All in all he was massive and terrifying, like the Devil’s bouncer. I was glad he was, at least ostensibly, on our side.
“That’s Gog Coblynau,” Magog said, “And he’s mine.” As a student of mythology gone a bit obsessive about the subject when I learned of my mother’s world, I recognized the word “coblynau.” In human myths, they were Welsh mining spirits or gnomes. I figured that meant, in supe terms, that Gog was an Earth elemental. Come to think of it, he did look a bit like something you’d find in a mine.
I nodded, acknowledging Magog’s words and her claim. She could have Gog. I wanted a coffee.

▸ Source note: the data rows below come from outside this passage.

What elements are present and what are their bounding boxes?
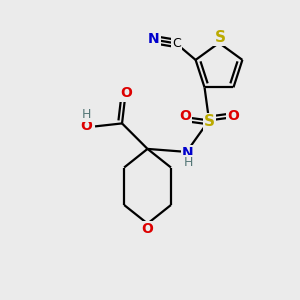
Text: O: O — [121, 86, 133, 100]
Text: S: S — [204, 114, 215, 129]
Text: N: N — [148, 32, 159, 46]
Text: O: O — [179, 109, 191, 123]
Text: H: H — [183, 156, 193, 169]
Text: O: O — [227, 109, 239, 123]
Text: S: S — [214, 30, 225, 45]
Text: O: O — [81, 119, 93, 134]
Text: O: O — [142, 222, 154, 236]
Text: H: H — [82, 108, 91, 121]
Text: N: N — [182, 146, 194, 160]
Text: C: C — [172, 38, 181, 50]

Gog laid a hand on the door, and I watched, fascinated, as the wood stretched and reformed itself to open a passage without actually unlocking the door. As he did so, the black striations spraddled across the back of his head—more like tattoos than veins, but not quite either—glowed a dull black, casting his grey skin in an eerie pallor.
When there was space enough for us to enter, he motioned us through.
Once inside the house’s slim, long hallway, I peered around. There was a small room to my right that was clearly a living room, and then a small kitchen behind it. A tiny, steep staircase was in front of me to my left, leading to what I assumed were two bedrooms the same size as the living room and the kitchen. Everything was painted cream, and I recognized most of the furniture as Ikea.
I was also pretty sure we weren’t supposed to be there, not least because Gog and Magog were doing the same thing I was—peering about like they’d never seen the place.